The mirror of a society in profound change The Full Monty is a comedy to the masculine, but the "male", the typical English man, a creature who lives and grows in pubs, made up of class pride and belonging, is here in difficulty, forced to deal with a changing reality that deprives him of that power and authority that he took for granted.

Without a job, he is no longer the "head of the family" and as if that weren't enough, he discovers an ideal of male beauty that besieges and conditions him, of which they are bearers the real, authentic strippers their women run to see. The character of Dave is the one who takes the most responsibility of this problem, since he is overweight, is ashamed of his body and tries to lose weight in the most absurd and extreme ways. Also for this reason he tries to pull back until the end, so as not to get on that stage, not to feel uncomfortable, not to have to accept himself.

Finally, the film also introduces the topic of male impotence, to a long time a taboo in society. But in that decade there was also a progressive opening towards the LGBTQ community represented here by Loomer and the unsuspected and gifted Guy. In the 1980s, 75% of British people viewed homosexuality in a negative way, in 1997 "only" 40%. Today we all know how much more inclusiveness flutters under the Union Jack.

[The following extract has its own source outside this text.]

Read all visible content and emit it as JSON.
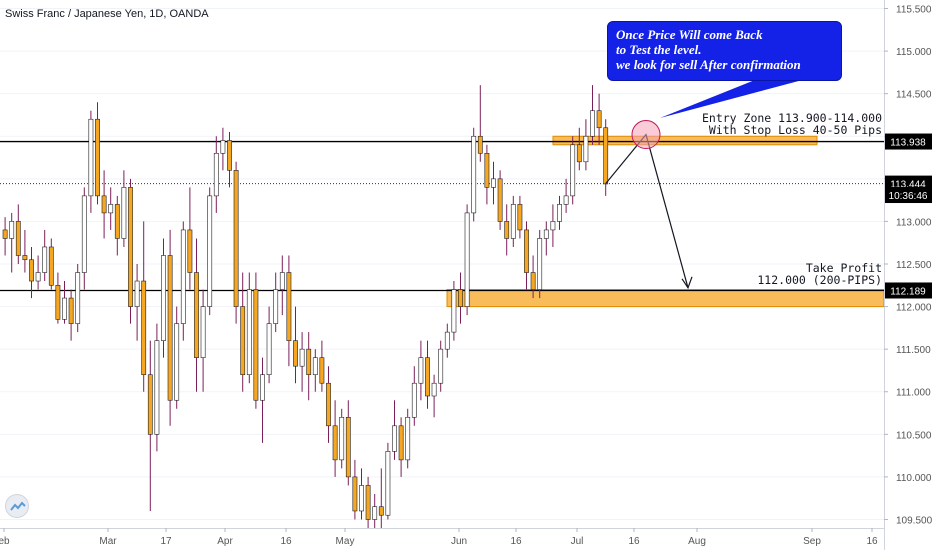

The Full Monty, however, is also interesting for the conflict towards women, which Peter Cattaneo does not describe in a particularly positive way. In fact, the women here appear selfish, not very emancipated, interested only in materiality and safety, unable or almost unable to stand by their men in times of difficulty.

This is another element of great interest because it reflects a criticality in the relationship between the sexes that in recent years has ended up at the center of complex discussions and analyzes, either because of the greater female emancipation, or also because of the crisis of the male, which began precisely in those 90s. The solution? Listening, comparison, empathy. The Full Monty, after 25 years, is not just a beautiful comedy, it does not simply represent a particular historical or social moment. This film anticipated today's world, our present without rights, isolation, the death of class consciousness, the incommunicability to be defeated by questioning and admitting one's vulnerabilities.